By sweeping away the scenarios in which our lives blur the nakedness and isolation of the self-conscious beings that we are, Kierkegaard believed his suffering revealed to him what being an individual really means.
Kierkegaard makes it clear that his theme was not himself, not this particular individual, nor anything that he with his own background can represent, something for which he might seek disciples. "The single individual can mean the most unique of all or it can mean each and every one." [2] The "maieutic [i.e., Socratic or midwifery] purpose" of his writing had been to get hold of the "single individual" that everyone inherently is – despite popular proclamations about our being social animals. We are often told to hide our nakedness and assume that we are not properly human until socially clothed. The "existential" turn in writers, to which brigade Søren Kierkegaard undoubtedly belongs, is to see it in reverse. Our true nature is one of nakedness and need, not just for the means of survival as with other living beings, but more profoundly of a sense of naturalness in being human, something we see in other living creatures, while never reaching that scale of naturalness ourselves.
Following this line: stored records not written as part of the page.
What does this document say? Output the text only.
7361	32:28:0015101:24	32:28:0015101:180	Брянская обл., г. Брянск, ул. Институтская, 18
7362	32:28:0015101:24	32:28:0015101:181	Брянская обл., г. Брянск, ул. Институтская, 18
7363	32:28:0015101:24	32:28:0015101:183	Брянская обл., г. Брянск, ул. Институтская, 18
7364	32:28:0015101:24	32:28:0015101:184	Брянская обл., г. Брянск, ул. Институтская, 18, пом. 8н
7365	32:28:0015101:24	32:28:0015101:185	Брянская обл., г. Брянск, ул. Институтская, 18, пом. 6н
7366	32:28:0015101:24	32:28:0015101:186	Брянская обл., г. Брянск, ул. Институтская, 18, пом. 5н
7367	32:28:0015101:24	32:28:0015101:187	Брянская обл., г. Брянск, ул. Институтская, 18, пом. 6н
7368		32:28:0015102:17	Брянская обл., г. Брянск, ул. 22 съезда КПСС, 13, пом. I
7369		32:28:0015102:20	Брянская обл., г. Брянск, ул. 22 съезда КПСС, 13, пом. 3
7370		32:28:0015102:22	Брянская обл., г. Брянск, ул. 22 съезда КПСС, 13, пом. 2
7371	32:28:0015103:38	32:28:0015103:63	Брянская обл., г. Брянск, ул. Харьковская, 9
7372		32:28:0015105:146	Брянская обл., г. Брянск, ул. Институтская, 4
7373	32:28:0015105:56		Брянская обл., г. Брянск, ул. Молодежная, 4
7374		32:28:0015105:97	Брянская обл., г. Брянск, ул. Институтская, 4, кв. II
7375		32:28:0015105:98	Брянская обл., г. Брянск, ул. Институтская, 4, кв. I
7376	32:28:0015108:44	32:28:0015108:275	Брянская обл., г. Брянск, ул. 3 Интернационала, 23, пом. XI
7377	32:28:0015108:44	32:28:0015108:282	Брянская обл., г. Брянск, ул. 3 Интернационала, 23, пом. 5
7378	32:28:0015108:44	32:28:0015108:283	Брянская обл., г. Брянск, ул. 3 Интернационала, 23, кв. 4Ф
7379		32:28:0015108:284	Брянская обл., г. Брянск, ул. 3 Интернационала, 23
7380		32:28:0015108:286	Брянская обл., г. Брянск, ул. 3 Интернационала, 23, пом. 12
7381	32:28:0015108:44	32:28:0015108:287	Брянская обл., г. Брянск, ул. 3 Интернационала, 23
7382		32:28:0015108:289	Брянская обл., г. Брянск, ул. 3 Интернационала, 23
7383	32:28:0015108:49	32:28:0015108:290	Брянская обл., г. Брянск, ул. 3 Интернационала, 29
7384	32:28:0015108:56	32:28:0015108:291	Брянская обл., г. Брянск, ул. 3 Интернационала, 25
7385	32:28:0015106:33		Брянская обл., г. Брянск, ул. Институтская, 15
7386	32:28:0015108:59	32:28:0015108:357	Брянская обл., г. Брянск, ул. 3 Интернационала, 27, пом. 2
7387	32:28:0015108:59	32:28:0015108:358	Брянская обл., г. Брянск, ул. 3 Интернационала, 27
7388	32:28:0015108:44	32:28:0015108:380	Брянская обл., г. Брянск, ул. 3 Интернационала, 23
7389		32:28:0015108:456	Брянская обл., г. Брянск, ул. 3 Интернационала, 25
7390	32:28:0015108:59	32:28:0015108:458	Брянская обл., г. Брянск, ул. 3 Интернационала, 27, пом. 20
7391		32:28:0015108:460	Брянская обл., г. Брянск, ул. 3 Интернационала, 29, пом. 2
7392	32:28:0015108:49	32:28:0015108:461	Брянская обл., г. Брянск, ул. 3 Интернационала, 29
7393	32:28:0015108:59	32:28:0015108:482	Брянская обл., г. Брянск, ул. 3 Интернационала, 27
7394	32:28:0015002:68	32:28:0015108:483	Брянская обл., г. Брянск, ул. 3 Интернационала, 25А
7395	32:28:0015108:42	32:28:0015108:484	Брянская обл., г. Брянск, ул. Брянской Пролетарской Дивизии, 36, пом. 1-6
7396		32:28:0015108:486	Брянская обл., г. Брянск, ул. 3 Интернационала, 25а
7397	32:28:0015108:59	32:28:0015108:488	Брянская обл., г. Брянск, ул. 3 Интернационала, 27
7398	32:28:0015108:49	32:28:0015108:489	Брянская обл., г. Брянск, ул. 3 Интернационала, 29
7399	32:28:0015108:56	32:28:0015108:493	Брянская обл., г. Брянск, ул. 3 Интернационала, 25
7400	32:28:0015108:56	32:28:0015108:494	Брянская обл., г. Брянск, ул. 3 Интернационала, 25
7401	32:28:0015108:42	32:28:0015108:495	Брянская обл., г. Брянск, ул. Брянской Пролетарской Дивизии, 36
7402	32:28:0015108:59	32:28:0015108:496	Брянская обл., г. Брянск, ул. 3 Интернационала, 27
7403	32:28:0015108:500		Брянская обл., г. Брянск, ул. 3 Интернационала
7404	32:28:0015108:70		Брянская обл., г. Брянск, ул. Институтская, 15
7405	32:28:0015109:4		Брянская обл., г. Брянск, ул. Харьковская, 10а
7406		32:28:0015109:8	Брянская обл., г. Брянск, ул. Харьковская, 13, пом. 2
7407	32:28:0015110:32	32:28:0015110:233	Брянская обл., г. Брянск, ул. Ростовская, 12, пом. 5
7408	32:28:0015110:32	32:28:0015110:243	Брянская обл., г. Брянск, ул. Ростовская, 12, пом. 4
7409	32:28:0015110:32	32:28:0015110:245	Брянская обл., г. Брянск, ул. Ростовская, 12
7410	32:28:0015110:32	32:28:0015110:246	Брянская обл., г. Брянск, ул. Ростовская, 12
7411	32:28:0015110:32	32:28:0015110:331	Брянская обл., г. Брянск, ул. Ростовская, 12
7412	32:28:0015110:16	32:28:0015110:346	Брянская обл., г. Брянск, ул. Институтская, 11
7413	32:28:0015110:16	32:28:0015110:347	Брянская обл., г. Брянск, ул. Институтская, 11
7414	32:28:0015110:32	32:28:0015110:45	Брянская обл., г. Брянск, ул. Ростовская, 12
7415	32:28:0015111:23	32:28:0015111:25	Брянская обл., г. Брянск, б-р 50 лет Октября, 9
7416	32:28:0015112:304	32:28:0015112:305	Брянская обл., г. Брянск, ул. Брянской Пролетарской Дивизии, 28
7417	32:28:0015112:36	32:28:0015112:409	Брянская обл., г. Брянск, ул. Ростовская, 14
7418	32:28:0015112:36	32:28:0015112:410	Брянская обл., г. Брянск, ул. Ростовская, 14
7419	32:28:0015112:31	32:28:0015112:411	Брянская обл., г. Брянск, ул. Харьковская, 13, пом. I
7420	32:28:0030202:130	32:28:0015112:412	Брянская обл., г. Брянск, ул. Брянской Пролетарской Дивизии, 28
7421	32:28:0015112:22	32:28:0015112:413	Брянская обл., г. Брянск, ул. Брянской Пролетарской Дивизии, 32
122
Clearly enough, there is the sense that Kierkegaard felt far from reaching this naturalness himself. But as a professional misfit he would see that "social animal" has a pathological as well as a natural or anthropological reading. Although it is in human nature to seek company, the trajectory of association is not only consolation but inevitably divisive. Humanity itself, a unified humanity, or absolute humanity, is left in limbo with no natural home or habitat. There are only "identities", individuals in association.
Enlistment in a social genus comes with birth. Either consciously or as a matter of course too obvious to bring to mind, we bear our generic descriptions from the start.